Le présidium du parlement slovaque rejette pourtant l’accord par une voix, les critiques se concentrant sur les trop nombreuses concessions faites par le Premier Ministre Čarnogurský [11]. À y voir de plus près pourtant, une ratification au préalable par l’Assemblée Fédérale et l’absence de personnalité juridique internationale accordé aux Républiques ne semblent pas en contradiction avec le maintien d’un État commun  [12]. Ce refus et la perspective de nouvelles élections parlementaires précipitent alors la fin des négociations.

Le traité d’État agit ici comme un symbole. Symbole de désunion, les politiciens n’ont pas réussi à se mettre d’accord sur la question. Le feuilleton constitutionnel n’a pas touché à sa fin alors que les élections parlementaires de juin 1992 approchent ; le pays s’enfonce dans une crise institutionnelle.

Transition économique et controverses

 Contrairement à la révision constitutionnelle, les réformes économiques sont plus rapides à mettre en place. À la suite des élections de juin 1990, un consensus aboutit au vote de plusieurs lois mettant en place une logique de marché. Le « scénario pour la réforme économique » consiste tout d’abord en une libéralisation des prix et des salaires, par la convertibilité de la Couronne tchécoslovaque et enfin par l’ouverture aux marchés. Elle démarre le 1er janvier 1991 [13] par l’arrêt du contrôle des prix et du taux de change. Pour aider à juguler l’inflation, une politique monétaire restrictive et une politique fiscale prudente accompagnent la réforme.

Vaclav Klaus, Ministre des finances de l’époque, résumait l’esprit de cette réforme : « Nous avons eu en tête deux pré-conditions indispensables au succès d’une transformation économique : la stabilité macroéconomique et la création graduelle d’une infrastructure visant le fonctionnement d’une logique de marché » [14].

La rapidité et la radicalité de la réforme suscite tant l’admiration que la controverse, mais fallait-il faire différemment ? Le consensus initial disparaît quand les premiers effets se font sentir car les deux Républiques ne sont pas affectées de la même façon. En 1991, l’économie tchèque se contracte à hauteur de 11,6 % contre 14,5 % en Slovaquie. Le chômage, lui, est plus fort en Slovaquie. En 1993, Il touche 14,7 % de la population pour seulement 3,8 % en République Tchèque [15].

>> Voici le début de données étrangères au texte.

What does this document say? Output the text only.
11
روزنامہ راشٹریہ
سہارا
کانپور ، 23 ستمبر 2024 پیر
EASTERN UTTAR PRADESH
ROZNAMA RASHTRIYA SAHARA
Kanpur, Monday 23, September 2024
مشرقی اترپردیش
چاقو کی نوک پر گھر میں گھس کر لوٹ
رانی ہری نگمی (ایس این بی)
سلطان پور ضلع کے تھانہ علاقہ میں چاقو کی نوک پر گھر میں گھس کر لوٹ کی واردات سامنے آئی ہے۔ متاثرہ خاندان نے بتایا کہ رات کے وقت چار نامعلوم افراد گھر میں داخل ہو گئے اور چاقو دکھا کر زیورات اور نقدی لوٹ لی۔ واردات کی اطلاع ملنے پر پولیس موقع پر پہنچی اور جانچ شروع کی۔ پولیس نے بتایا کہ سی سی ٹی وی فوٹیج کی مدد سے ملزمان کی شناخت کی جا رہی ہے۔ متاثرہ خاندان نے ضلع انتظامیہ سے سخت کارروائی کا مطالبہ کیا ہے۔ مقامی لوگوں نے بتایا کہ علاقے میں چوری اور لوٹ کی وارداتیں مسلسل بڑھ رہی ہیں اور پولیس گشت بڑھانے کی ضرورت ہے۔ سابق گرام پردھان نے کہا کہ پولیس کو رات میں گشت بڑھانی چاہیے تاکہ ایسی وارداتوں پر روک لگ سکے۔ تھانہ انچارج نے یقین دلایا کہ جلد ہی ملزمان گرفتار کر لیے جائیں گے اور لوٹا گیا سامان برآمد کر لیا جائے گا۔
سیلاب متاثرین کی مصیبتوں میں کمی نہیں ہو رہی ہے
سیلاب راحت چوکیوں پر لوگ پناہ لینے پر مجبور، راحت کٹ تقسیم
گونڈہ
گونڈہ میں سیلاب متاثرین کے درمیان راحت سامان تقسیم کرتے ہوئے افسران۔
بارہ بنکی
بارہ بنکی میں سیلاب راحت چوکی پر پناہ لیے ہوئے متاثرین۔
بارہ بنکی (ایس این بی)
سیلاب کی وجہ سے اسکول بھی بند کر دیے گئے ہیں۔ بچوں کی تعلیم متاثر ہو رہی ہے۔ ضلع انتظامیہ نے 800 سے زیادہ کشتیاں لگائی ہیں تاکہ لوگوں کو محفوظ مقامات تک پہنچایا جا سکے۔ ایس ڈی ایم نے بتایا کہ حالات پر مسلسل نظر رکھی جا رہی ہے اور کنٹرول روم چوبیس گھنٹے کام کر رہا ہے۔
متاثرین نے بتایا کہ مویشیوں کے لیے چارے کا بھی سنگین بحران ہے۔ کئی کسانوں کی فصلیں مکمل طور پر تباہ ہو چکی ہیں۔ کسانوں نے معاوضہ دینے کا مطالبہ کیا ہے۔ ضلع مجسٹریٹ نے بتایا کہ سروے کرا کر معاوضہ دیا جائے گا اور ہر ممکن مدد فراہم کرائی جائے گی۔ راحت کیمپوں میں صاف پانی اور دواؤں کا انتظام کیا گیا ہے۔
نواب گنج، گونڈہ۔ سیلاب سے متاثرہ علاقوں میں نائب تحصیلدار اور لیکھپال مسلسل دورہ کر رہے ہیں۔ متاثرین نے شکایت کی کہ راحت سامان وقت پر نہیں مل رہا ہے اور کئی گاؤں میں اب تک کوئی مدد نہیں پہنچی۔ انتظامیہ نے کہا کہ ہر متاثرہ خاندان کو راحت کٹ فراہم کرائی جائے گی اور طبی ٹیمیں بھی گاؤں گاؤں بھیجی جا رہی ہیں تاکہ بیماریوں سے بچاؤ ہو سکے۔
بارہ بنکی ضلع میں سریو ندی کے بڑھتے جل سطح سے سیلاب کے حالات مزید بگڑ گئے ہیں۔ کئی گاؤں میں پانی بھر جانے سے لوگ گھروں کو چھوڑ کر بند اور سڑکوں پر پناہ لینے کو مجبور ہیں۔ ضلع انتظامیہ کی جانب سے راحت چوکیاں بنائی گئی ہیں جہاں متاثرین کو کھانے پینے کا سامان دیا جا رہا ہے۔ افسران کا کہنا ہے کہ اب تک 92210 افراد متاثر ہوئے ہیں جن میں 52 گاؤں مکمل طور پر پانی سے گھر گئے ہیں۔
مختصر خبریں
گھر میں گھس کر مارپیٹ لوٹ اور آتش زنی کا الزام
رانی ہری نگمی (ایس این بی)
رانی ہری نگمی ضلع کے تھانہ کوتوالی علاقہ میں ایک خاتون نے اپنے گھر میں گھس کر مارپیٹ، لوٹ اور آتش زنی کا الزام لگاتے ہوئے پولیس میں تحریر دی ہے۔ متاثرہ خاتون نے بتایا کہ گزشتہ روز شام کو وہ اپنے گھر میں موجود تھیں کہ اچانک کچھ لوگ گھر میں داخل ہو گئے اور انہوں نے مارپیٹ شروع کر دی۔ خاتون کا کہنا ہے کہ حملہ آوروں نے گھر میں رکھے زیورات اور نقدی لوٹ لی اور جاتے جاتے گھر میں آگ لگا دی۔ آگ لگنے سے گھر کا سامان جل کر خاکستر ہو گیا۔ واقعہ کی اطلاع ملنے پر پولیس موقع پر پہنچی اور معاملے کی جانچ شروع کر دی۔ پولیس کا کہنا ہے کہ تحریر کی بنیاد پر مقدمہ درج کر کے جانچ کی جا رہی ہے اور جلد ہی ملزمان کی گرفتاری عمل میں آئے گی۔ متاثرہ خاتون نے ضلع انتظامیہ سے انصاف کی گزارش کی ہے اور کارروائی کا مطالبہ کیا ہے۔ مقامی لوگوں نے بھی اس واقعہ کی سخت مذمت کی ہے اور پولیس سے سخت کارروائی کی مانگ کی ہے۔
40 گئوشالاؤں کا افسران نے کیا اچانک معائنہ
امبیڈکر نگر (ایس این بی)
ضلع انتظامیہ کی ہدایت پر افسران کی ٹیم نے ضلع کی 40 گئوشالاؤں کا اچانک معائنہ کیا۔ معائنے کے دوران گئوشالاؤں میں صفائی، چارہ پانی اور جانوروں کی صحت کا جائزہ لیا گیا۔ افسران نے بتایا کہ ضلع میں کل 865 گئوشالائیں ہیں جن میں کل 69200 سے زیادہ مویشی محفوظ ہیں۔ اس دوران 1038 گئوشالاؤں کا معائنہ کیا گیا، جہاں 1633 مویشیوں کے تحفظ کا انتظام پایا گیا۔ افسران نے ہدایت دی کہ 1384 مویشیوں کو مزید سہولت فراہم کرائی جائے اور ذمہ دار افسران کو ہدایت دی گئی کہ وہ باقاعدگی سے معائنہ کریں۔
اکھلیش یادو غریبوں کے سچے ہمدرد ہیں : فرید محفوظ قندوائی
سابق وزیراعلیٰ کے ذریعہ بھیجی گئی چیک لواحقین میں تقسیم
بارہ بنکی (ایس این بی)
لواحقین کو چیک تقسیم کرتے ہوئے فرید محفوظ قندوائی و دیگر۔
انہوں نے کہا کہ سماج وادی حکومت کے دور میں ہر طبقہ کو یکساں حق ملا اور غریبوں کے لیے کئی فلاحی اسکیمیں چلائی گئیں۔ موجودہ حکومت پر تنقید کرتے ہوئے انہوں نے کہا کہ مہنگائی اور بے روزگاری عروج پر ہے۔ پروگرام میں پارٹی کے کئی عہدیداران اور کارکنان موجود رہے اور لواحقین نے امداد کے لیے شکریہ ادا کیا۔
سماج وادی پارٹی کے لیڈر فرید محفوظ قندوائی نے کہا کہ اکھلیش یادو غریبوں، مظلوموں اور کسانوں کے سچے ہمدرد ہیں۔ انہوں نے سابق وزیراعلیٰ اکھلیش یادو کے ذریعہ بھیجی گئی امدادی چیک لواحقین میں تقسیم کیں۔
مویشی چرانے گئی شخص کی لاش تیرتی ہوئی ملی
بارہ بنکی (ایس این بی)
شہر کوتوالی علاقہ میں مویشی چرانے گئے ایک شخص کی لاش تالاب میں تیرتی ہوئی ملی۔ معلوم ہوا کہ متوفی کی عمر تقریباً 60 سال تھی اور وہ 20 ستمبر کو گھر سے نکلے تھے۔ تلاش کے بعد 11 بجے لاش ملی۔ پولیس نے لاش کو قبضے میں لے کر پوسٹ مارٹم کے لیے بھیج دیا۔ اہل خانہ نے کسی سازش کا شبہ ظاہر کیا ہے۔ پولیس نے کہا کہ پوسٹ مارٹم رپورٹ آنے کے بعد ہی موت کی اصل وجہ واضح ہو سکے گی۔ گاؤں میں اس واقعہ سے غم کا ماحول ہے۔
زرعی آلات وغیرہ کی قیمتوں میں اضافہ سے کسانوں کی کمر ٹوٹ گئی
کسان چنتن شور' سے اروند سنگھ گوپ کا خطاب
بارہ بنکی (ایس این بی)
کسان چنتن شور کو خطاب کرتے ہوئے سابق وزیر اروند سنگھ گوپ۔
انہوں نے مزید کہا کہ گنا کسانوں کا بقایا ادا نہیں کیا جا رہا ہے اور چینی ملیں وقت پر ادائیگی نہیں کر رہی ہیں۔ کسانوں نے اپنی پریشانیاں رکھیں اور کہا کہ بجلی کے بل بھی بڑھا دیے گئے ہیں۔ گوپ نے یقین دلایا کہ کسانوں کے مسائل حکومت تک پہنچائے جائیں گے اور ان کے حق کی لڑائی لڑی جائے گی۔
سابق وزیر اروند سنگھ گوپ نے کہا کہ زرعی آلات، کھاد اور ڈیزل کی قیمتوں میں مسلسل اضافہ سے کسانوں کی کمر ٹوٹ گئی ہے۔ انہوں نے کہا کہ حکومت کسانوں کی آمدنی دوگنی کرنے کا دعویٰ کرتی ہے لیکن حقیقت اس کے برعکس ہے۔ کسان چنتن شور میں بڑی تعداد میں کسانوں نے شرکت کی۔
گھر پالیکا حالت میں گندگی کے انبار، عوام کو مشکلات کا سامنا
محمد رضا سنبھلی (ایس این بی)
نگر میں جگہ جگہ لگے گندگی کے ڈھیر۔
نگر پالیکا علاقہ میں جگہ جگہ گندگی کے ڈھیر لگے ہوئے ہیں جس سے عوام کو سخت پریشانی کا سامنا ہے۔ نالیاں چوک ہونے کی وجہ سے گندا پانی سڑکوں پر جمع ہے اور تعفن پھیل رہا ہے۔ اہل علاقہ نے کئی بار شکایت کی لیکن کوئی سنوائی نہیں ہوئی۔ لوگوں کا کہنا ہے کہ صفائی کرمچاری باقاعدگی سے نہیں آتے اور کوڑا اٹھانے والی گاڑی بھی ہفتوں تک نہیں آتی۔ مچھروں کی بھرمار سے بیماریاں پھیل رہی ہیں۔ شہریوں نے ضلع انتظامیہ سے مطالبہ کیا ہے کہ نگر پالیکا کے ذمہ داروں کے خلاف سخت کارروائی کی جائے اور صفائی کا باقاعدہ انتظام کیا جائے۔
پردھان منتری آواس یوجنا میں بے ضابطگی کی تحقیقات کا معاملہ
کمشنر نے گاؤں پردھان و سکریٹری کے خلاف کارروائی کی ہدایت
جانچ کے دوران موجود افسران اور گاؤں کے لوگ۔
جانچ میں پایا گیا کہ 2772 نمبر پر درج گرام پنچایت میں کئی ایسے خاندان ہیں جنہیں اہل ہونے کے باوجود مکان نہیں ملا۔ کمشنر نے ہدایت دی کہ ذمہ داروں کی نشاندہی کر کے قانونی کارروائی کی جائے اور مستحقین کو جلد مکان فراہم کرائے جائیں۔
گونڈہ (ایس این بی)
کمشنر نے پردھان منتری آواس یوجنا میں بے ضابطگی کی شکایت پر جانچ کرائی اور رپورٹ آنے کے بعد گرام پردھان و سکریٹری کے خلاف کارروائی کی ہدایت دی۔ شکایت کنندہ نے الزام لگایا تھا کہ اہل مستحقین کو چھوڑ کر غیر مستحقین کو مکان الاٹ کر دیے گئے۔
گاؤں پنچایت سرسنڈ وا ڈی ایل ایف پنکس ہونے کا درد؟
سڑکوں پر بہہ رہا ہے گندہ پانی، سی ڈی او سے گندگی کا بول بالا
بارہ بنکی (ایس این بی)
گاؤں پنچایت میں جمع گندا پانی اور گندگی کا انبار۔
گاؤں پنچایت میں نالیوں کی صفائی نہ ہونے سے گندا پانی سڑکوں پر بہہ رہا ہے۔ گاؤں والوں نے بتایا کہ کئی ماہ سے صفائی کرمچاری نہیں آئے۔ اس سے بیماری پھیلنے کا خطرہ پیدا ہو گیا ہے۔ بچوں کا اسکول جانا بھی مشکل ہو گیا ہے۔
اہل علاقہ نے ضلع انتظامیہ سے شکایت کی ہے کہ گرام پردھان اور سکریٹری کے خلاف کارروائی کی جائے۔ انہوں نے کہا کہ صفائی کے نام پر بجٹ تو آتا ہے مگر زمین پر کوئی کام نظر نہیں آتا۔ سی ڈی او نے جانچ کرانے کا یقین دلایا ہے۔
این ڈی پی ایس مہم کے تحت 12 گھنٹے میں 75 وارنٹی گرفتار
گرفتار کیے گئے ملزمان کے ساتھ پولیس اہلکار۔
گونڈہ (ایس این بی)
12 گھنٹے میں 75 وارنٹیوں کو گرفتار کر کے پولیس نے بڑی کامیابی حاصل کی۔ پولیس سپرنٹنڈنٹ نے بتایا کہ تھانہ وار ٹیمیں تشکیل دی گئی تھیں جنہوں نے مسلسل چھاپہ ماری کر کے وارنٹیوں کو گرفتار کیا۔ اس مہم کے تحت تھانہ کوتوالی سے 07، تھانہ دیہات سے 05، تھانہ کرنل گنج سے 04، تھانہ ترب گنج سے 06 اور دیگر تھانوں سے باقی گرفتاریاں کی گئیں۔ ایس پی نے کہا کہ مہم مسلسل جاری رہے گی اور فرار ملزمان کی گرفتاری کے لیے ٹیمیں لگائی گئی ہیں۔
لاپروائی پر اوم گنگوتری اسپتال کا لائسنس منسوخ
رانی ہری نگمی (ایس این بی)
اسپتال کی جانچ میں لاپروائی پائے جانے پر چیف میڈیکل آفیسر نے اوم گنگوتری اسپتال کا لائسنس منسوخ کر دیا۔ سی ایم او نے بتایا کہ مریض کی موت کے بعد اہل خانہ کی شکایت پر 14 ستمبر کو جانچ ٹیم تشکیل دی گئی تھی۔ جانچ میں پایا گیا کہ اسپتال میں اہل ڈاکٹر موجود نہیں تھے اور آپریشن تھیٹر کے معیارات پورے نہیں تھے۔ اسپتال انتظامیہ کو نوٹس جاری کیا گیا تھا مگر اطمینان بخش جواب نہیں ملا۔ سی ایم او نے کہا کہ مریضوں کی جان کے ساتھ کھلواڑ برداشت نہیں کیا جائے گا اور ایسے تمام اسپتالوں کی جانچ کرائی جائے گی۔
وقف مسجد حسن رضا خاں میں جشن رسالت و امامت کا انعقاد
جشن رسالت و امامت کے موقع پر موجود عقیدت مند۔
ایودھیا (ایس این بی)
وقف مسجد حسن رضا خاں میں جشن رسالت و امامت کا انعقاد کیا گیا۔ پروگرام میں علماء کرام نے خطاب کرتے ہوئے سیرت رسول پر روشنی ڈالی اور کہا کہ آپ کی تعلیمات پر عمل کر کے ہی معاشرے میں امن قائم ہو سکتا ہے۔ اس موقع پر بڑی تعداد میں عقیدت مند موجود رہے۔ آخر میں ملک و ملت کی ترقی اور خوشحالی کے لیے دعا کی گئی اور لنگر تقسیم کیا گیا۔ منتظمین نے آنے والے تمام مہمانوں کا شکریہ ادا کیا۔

Ceci s’explique notamment par les différences structurelles entre les deux économies [16]. La République Tchèque comprend des PMEs compétitives tournées vers les marchés européens quand l’économie slovaque se concentre sur l’industrie lourde, l’armement et les exportations vers le bloc de l’Est [17]. La transition affecte logiquement plus la Slovaquie et ses électeurs souhaitent un ralentissement des réformes. Les politiciens slovaques entrent dans la danse et souhaitent la prise en compte des intérêts de leur République dans la réforme.

Le processus de privatisation des entreprises par l’émission de coupons est par exemple critiqué. Initialement créé dans le but de donner la possibilité aux citoyens de détenir des titres d’entreprises, elle vise aussi à développer un capitalisme sociétal et permettre une meilleure circulation de l’information. L’État, inexpérimenté, pouvait-il privatiser un si grand nombre d’entreprises et demeurer efficace [18] ? Initialement en deux phases, la seconde ne fut réalisée qu’en République Tchèque, la Slovaquie optant pour d’autres méthodes après l’indépendance.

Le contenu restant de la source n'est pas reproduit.